Attackers can craft pickle files embedding malicious code that executes remote commands when these files are loaded by victims using pickle.load(). Because picklescan does not detect this dangerous function, the malicious payload bypasses security checks.

This flaw allows attackers to perform remote code execution by exploiting the deserialization process of untrusted data.

Impact Analysis

This vulnerability can lead to remote code execution on systems that use picklescan to verify pickle files before loading them.

Attackers can distribute malicious pickle files that bypass detection, potentially compromising systems by executing arbitrary commands remotely.

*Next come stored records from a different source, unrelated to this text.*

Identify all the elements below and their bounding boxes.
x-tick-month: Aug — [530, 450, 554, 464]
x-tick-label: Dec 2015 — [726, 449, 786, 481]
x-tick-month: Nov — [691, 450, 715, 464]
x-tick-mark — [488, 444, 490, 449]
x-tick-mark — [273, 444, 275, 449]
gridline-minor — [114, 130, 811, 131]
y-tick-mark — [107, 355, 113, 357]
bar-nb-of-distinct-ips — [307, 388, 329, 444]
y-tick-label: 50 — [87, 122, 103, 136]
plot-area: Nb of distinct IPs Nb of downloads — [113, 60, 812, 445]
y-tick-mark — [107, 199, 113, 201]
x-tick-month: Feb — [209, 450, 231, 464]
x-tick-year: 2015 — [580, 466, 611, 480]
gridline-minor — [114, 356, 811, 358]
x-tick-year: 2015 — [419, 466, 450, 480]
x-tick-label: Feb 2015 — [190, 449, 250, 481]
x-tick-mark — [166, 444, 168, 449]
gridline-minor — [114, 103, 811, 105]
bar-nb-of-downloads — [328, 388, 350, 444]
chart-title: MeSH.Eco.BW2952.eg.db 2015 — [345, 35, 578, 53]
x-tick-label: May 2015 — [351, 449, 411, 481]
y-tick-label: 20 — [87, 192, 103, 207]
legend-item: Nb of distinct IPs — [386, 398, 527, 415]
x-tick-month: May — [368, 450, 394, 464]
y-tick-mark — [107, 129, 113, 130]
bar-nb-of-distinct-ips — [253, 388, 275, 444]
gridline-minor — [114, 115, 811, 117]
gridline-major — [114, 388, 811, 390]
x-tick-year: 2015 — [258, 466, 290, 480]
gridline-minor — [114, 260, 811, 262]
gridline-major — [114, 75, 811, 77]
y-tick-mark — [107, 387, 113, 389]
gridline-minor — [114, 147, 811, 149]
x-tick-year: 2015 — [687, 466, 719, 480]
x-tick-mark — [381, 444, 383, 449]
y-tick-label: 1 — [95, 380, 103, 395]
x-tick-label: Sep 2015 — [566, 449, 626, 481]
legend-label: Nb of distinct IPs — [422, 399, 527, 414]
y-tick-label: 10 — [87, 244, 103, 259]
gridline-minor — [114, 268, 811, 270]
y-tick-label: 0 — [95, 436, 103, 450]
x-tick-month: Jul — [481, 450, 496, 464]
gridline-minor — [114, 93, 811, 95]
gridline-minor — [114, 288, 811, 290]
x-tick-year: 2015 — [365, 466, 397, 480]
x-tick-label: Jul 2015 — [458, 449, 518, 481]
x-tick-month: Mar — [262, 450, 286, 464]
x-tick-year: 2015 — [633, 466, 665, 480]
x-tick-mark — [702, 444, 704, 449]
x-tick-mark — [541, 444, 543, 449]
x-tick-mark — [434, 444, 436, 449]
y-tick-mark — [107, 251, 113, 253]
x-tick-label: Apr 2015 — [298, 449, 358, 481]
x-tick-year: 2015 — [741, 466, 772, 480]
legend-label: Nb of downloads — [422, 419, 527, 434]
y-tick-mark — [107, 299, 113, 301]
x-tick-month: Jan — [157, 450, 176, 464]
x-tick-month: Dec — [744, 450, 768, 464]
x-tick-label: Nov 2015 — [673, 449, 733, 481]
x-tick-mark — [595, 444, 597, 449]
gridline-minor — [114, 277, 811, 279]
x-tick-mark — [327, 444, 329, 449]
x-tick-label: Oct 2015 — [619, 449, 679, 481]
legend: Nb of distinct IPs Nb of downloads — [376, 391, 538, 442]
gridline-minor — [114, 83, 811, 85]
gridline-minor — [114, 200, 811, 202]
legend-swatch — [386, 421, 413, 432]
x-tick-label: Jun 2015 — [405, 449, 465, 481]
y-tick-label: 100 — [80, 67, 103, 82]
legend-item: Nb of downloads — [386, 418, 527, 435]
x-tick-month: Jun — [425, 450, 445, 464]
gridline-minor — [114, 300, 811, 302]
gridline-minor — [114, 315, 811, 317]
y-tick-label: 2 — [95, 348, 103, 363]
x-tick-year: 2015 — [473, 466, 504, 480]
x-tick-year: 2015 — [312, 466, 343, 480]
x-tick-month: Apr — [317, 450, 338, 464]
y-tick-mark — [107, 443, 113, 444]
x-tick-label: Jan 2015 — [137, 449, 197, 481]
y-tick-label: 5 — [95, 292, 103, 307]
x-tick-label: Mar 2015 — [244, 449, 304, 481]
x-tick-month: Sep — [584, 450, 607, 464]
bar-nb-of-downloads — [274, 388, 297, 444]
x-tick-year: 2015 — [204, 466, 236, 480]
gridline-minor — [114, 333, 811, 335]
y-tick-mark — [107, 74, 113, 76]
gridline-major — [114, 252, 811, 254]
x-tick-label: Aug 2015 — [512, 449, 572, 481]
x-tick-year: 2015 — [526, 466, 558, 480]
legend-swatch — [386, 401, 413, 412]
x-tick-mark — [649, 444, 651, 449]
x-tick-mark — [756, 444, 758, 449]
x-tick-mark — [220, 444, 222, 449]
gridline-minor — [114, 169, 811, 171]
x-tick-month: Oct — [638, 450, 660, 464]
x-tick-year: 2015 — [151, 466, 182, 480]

This poses a significant risk especially for organizations relying on picklescan to secure machine learning models, APIs, or saved Python objects, enabling supply chain attacks.

Detection Guidance

This vulnerability can be detected by scanning pickle files for the presence of the idlelib.pyshell.ModifiedInterpreter.runcommand method used in reduce methods, which picklescan versions before 0.0.30 fail to detect.

To detect this on your system, you should use picklescan version 0.0.30 or later, which includes the patch for this vulnerability.

A suggested command to scan a pickle file would be:

  • picklescan --file suspicious_pickle_file.pkl

If you are using an older version of picklescan, it is recommended to upgrade first, as earlier versions do not detect this malicious payload.

Mitigation Strategies

The immediate mitigation step is to upgrade picklescan to version 0.0.30 or later, where this vulnerability has been patched.

Additionally, avoid loading pickle files from untrusted or unauthenticated sources, as malicious code can execute upon deserialization.

Implement strict validation and scanning of pickle files before loading them in your environment.

Compliance Impact

The vulnerability CVE-2025-71357 allows attackers to execute arbitrary remote code by embedding malicious payloads in pickle files that are not detected by picklescan versions before 0.0.30. This can lead to unauthorized access or manipulation of data when such pickle files are loaded.

Such unauthorized code execution and potential data compromise can impact compliance with common standards and regulations like GDPR and HIPAA, which require protection of sensitive data and prevention of unauthorized access.

Organizations relying on picklescan for security checks may be exposed to supply chain attacks or data breaches if malicious pickle files are loaded, thereby risking violations of data protection and privacy regulations.